Le lendemain, on décida que la cour serait aussi une place : un puits devint une fontaine fée, un banc se fit scène pour les chansons, un escalier servit de gradins pour applaudir les tartines.
Si tu veux leur donner un coup de main, bâtis-leur un four qui n’a jamais froid, une fenêtre ronde pour surveiller la lune, un auvent où la pluie aime écouter les histoires. Dans un château-ville, les maisons poussent comme des bonnes idées.
Les messagers du vent
Au-dessus des salles, là où les poutres connaissent les nuages par leurs prénoms, marchent deux enfants : Lira et Malo. Ils portent chacun une lettre pliée en oiseau, confiée par le vent lui-même.

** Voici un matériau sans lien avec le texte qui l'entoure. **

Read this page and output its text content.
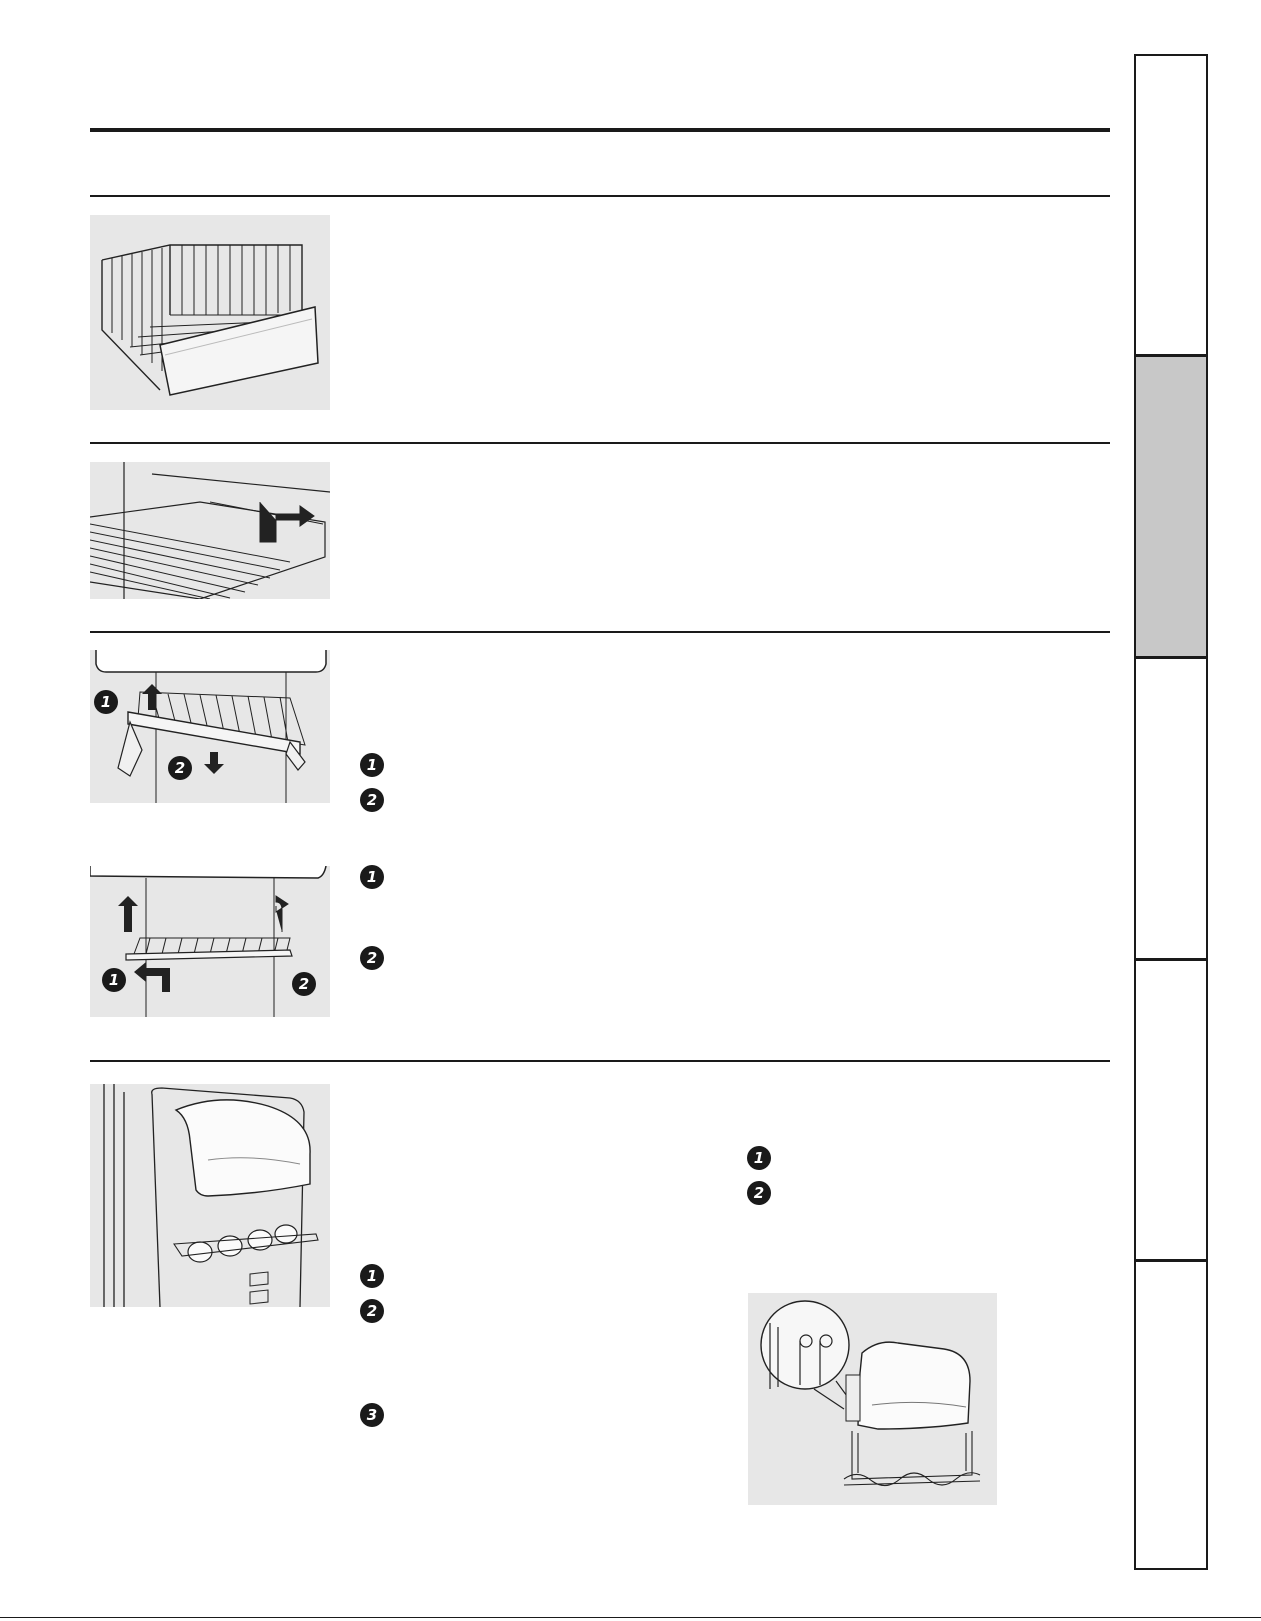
1
2
1	2
1
2
1
2
1
2
1
2
3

La première coursive grince d’amitié. « Pose ton pas dans mon pas », dit Lira. Malo essaie, rit, et le bois rit aussi. Les toits aiment qu’on vienne leur raconter ce qui s’invente en bas.
Une girouette incline le front : par là, vers la tour aux tuiles rousses. On tend une planche, on la rassure, on la remercie. Les pas deviennent un pont, et le vent applaudit en froissant des feuilles invisibles.
Par une lucarne, ils voient la cour : un four qui fume, un drapeau qui fait des grimaces, un chat qui patiente sous une chaise. « On apportera des nouvelles quand on redescendra », promet Malo.
Dans le grenier, des jarres gardent la pluie de l’année dernière. Lira y trempe un doigt : « elle a le goût de clochettes ». Ils rient si doucement que la poussière danse sans se vexer.
Voilà la petite terrasse qui tient dans un sourire. L’oiseau de papier de Lira s’anime, avide d’air. Elle le lance, il tourne, il hésite, puis choisit une fenêtre restée ouverte et disparaît avec un merci très fin.
Le message de Malo, lui, préfère les hauteurs. Il s’accroche à la girouette, qui prend la pose des rois. « Vers l’est demain », dit-elle sans parler. Alors ils posent deux nouvelles planches, pour demain.
Quand la lumière s’adoucit, les toits deviennent archipel. On pourrait y dormir, pense Lira, si on savait rêver sans tomber. « On apprendra », répond Malo, et les étoiles clignent comme des clous d’argent.
Si tu veux poursuivre leur voyage, ajoute-leur des passerelles courtes et courageuses, une échelle qui dit « vas-y », une trappe qui aime s’ouvrir pour les rires. Les coursives, c’est l’endroit où les histoires prennent de l’air avant de redescendre.